Se você assistiu Sonhos (Yume em japonês) do Akira Kurosawa - agora é o Kurosawa gênio, não o onanista kkk - fica possibilitado de compreender melhor o primeiro sonho. Quando o menino desobedece a mãe e vai assistir à reprodução das raposas, não é posto de castigo no modo ocidental, que trancafia a criança desordeira dentro de um cômodo da casa, impedindo-o de circular e exercer sua individualidade, e sim no modo japonês...ele é expulso do clã familiar! A mãe o fecha para fora de casa...desobedeceu, tentou bater as asinhas e alçar vôo, será isolado das pessoas, será chutado do ciclo social. O que a criança faz? Chora copiosamente. Não há vida sem pares no Japão.

"se um membro deixar de cumprir suas obrigações, membros de sua família com certeza as assumirão, ou então pagarão um preço muito alto, ou seja, o banimento de todos os membros da família da rede econômica e social da comunidade." (Ouchi, 1986)

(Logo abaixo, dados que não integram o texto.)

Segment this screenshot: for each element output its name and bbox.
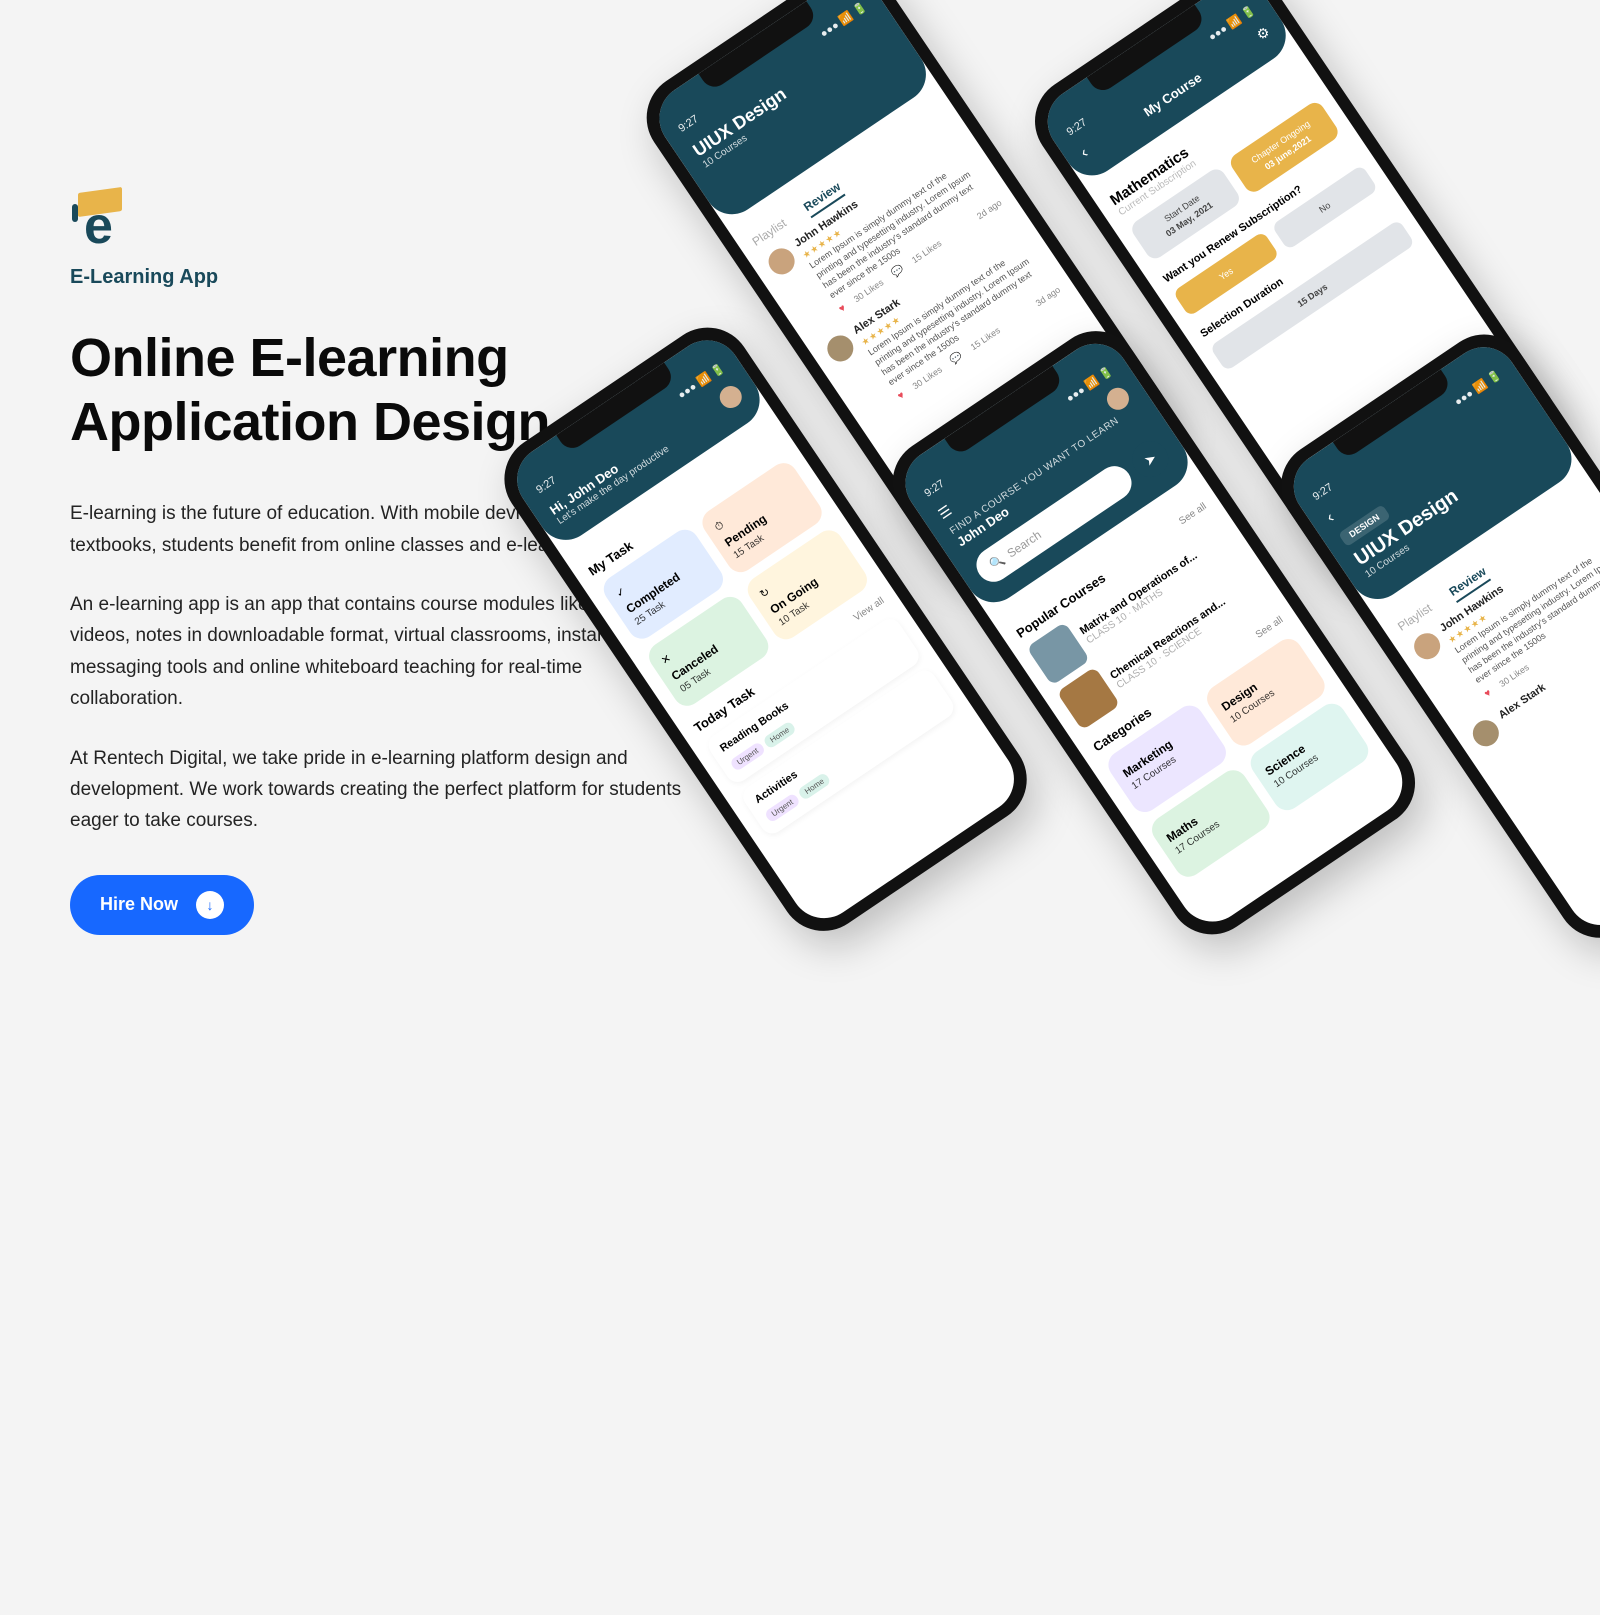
- heart-icon[interactable]: ♥: [895, 389, 907, 404]
- review-item: Alex Stark ★★★★★ Lorem Ipsum is simply d…: [822, 217, 1063, 422]
- phone-courses: 9:27 ●●● 📶 🔋 ☰ FIND A COURSE YOU WANT TO …: [876, 314, 1432, 951]
- course-sub: 10 Courses: [1363, 446, 1555, 580]
- avatar[interactable]: [715, 382, 746, 413]
- comment-icon[interactable]: 💬: [889, 262, 907, 280]
- duration-value[interactable]: 15 Days: [1209, 219, 1415, 371]
- tab-review[interactable]: Review: [801, 179, 846, 218]
- course-row[interactable]: Chemical Reactions and...CLASS 10 · SCIE…: [1057, 565, 1272, 731]
- mycourse-title: My Course: [1141, 70, 1204, 120]
- star-rating: ★★★★★: [859, 230, 1027, 349]
- course-thumb: [1057, 667, 1121, 731]
- status-time: 9:27: [1311, 481, 1336, 504]
- course-row[interactable]: Matrix and Operations of...CLASS 10 · MA…: [1026, 520, 1241, 686]
- logo-text: E-Learning App: [70, 266, 218, 289]
- tab-review[interactable]: Review: [1447, 564, 1492, 603]
- review-item: John Hawkins ★★★★★ Lorem Ipsum is simply…: [1409, 515, 1600, 720]
- popular-courses-title: Popular Courses: [1014, 570, 1109, 641]
- hire-now-label: Hire Now: [100, 894, 178, 915]
- back-icon[interactable]: ‹: [1324, 387, 1520, 527]
- renew-question: Want you Renew Subscription?: [1161, 148, 1357, 285]
- avatar[interactable]: [1103, 384, 1134, 415]
- duration-label: Selection Duration: [1198, 203, 1394, 340]
- status-time: 9:27: [922, 478, 947, 501]
- comment-icon[interactable]: 💬: [948, 349, 966, 367]
- task-row[interactable]: Reading Books UrgentHome: [704, 614, 923, 786]
- yes-button[interactable]: Yes: [1173, 231, 1280, 317]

Sonhos de Kurosawa - Foi ver as raposas? Pague o preço...
Se não há vida sem integração social no Japão, e o relacionamento por lá está cada vez mais complicado - gerando de hikikomoris a herbívoros - dá para compreender melhor porque a ficção japonesa preza bastante pelo retorno ao real e porque os japoneses estão com uma cultura adoecida. Se isolam na mesma medida em que precisam de calor humano para existir como indivíduos (afinal, sem o outro comigo,  de onde tirar referências para  afirmar o "eu" em japonês? a vida e a individualidade se diluem).

Os fracassados - e não são poucos, as vezes nem culpados - procuram os outros para afirmar sua presença da forma como podem. Evidente, todos eles mergulham nesses simulacros como Narciso. No consagrado mito grego, Narciso mergulha com tudo para alcançar sua própria representação espelhada nas margens de um rio e morre afogado, pois tudo não passava de uma fachada. Assim vivem parte dos japoneses hoje. Procurando suas projeções para se sentirem vivos ao seu modo... uns no Ragnarok, até morrerem sentados na cadeira de uma lan-house. Outros casando com travesseiros moe ou eroges, até morrerem e passarem 10 anos em decomposição na cama pois ninguém se deu conta do falecimento (só o governo, 10 anos depois, tentando descobrir porque fulano não paga suas contas); muitos outros, tentando se conectar aos demais indivíduos em suas fantasias libidinosas, como Kurosawa. Tudo fachada, casca vazia. Tentar agarrar essas ideias vagas é sinônimo de passar varado pelo reflexo falso e afogar-se no desespero da desconexão com a teia social, esta, frágil demais para ser sustentada apenas com sêmen e fantasia, como bem nos ensina Onani Master Kurosawa.

NOTAS:

O PRÓXIMO POST SERÁ UM ARTIGO SOBRE O TEMA YAOI. NÃO COM AS SUBDIVISÕES DO GÊNERO, MAS COM O TIPO DE ANÁLISE QUE É DE PRAXE NO OTAKISMO.

As frases de teóricos que ilustram o coletivismo japonês eu tirei de um artigo chamado Brasil e Japão, sem autor identificado, do site da UFSC.